I do not mean to imply this is the only tool health plans have. Just how they manage toward better-cost and quality outcomes also becomes a key variable. But you can easily see that just which doctors and hospitals a health plan picks for a plan to offer on the health insurance exchange can make a big difference in what that plan charges its customers.
Health plans and employer sponsors for sometime have also used "high performing" networks––a cost/quality distinction––as a means to better manage the cost and quality of care. However, it appears that many of these lower cost exchange plans are more focused just on provider prices.
Clearly, one of the consequences, intended or unintended, of Obamacare has been a dramatic escalation in the use of provider networks to vary health insurance exchange premiums.
Perhaps more notable, is that some health plans are only offering narrow networks on the new health insurance exchanges. Health plans, figuring that a great many of the new exchange customers will be coming from the ranks of the uninsured have decided to craft plans that largely include providers located where many of these uninsured people live and where they are most likely to get their health care anyway––perhaps not as big a deal for these folks who, because they are uninsured, don't have a regular provider relationship. But it also means these people will not have access to some of the most respected centers of excellence if they have a serous illness.
That has led to criticism that some of these networks are offshoots of Medicaid networks.
Another unintended consequence of this is that these narrow network plans are almost certain to become the lowest cost plans in the exchange. Remember, the federal health insurance subsidies are tied to the second lowest-cost Silver plan. Which health plan is offering that second lowest-cost Silver plan? Likely one of these narrow network plans. As a result, if you want a wider network plan, any cost difference for that plan becomes the responsibility of the consumer.

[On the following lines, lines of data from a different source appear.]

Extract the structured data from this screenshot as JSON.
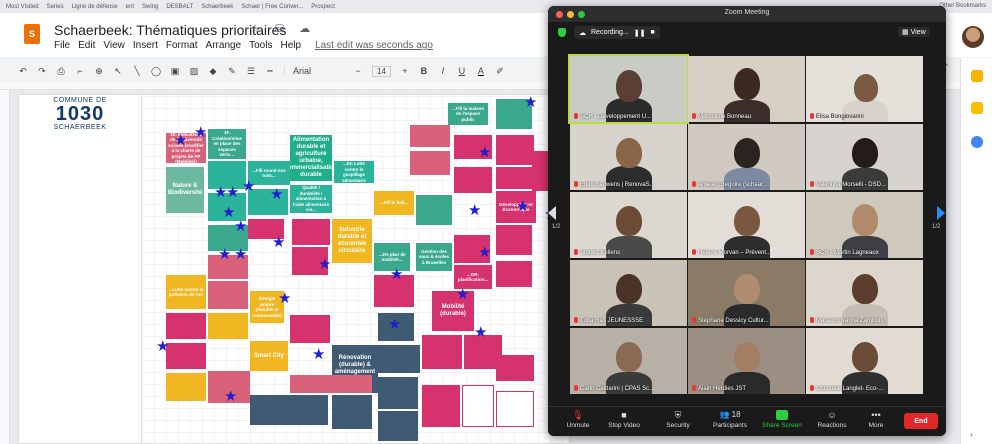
{
  "browser": {
    "bookmarks": [
      "Most Visited",
      "Series",
      "Ligne de défense",
      "ent",
      "Swing",
      "DESBALT",
      "Schaerbeek",
      "Schaer | Free Conver...",
      "Prospect"
    ],
    "bookmarks_right": "Other Bookmarks"
  },
  "docs": {
    "app_icon_label": "S",
    "title": "Schaerbeek: Thématiques prioritaires",
    "title_icons": "☆ ⛁ ☁",
    "menu": [
      "File",
      "Edit",
      "View",
      "Insert",
      "Format",
      "Arrange",
      "Tools",
      "Help"
    ],
    "edit_status": "Last edit was seconds ago",
    "toolbar": {
      "font": "Arial",
      "font_size": "14",
      "bold": "B",
      "italic": "I",
      "underline": "U",
      "text_color": "A"
    }
  },
  "slide": {
    "logo_line1": "COMMUNE DE",
    "logo_line2": "1030",
    "logo_line3": "SCHAERBEEK",
    "stickies": [
      {
        "text": "1E. Indicateurs de biodiversité suivies (modifier à la charte de projets de PP (Mobilité))",
        "color": "#d9627a"
      },
      {
        "text": "1F. Création/mise en place des espaces verts…",
        "color": "#3aa88c"
      },
      {
        "text": "Nature & Biodiversité",
        "color": "#6db8a0"
      },
      {
        "text": "Alimentation durable et agriculture urbaine, commercialisation durable",
        "color": "#1fae89"
      },
      {
        "text": "...Fill round nos toits...",
        "color": "#2bb39b"
      },
      {
        "text": "...En Lutte contre le gaspillage alimentaire",
        "color": "#2bb39b"
      },
      {
        "text": "Qualité / durabilité / alimentation à l'aide alimentaire via...",
        "color": "#2bb39b"
      },
      {
        "text": "...Fill le bail...",
        "color": "#f1b722"
      },
      {
        "text": "Industrie durable et économie circulaire",
        "color": "#f1b722"
      },
      {
        "text": "...Lutte contre la pollution de l'air",
        "color": "#f1b722"
      },
      {
        "text": "Énergie propre (durable et renouvelable)",
        "color": "#f1b722"
      },
      {
        "text": "Smart City",
        "color": "#f1b722"
      },
      {
        "text": "Rénovation (durable) & aménagement du territoire",
        "color": "#3f5b73"
      },
      {
        "text": "Mobilité (durable)",
        "color": "#d6326e"
      },
      {
        "text": "Développement Économique",
        "color": "#d6326e"
      },
      {
        "text": "...4% plan de mobilité...",
        "color": "#3aa88c"
      },
      {
        "text": "Gestion des eaux & écoles à Bruxelles",
        "color": "#3aa88c"
      },
      {
        "text": "...GR-planification...",
        "color": "#d6326e"
      },
      {
        "text": "...Fill la maison de l'espace public",
        "color": "#3aa88c"
      }
    ]
  },
  "zoom": {
    "window_title": "Zoom Meeting",
    "recording_label": "Recording...",
    "view_label": "View",
    "page_left": "1/2",
    "page_right": "1/2",
    "participants": [
      {
        "name": "SCH - Développement U..."
      },
      {
        "name": "Marcelline Bonneau"
      },
      {
        "name": "Elisa Bongiovanni"
      },
      {
        "name": "Edith Bauwens | RenovaS..."
      },
      {
        "name": "Amélie Gregoire (schaar..."
      },
      {
        "name": "Valentina Morselli - DSD..."
      },
      {
        "name": "Sigried Kellens"
      },
      {
        "name": "Hélène Morvan – Prévent..."
      },
      {
        "name": "SCH - Martin Lagneaux"
      },
      {
        "name": "Tuba Ras JEUNESSSE"
      },
      {
        "name": "Stéphane Dessicy Cultur..."
      },
      {
        "name": "Maria Giovanna Zamburl..."
      },
      {
        "name": "Carlo Caldarini | CPAS Sc..."
      },
      {
        "name": "Alain Herdies  JST"
      },
      {
        "name": "Christelle Langlet- Eco-..."
      }
    ],
    "controls": {
      "unmute": "Unmute",
      "stop_video": "Stop Video",
      "security": "Security",
      "participants": "Participants",
      "participants_count": "18",
      "share_screen": "Share Screen",
      "reactions": "Reactions",
      "more": "More",
      "end": "End"
    }
  }
}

People who might be accustomed to broader networks found in employer health plans will have to either buy-up to better plans or may find their choices limited on the exchange.
Should we now regulate the health plans and force them to give everybody access to any provider they want? We could do that.
And, we could also have another rate shock debate.
I am reminded of that old axiom in health care policy. The health care system is like a balloon, you push it in here and it just pops our there.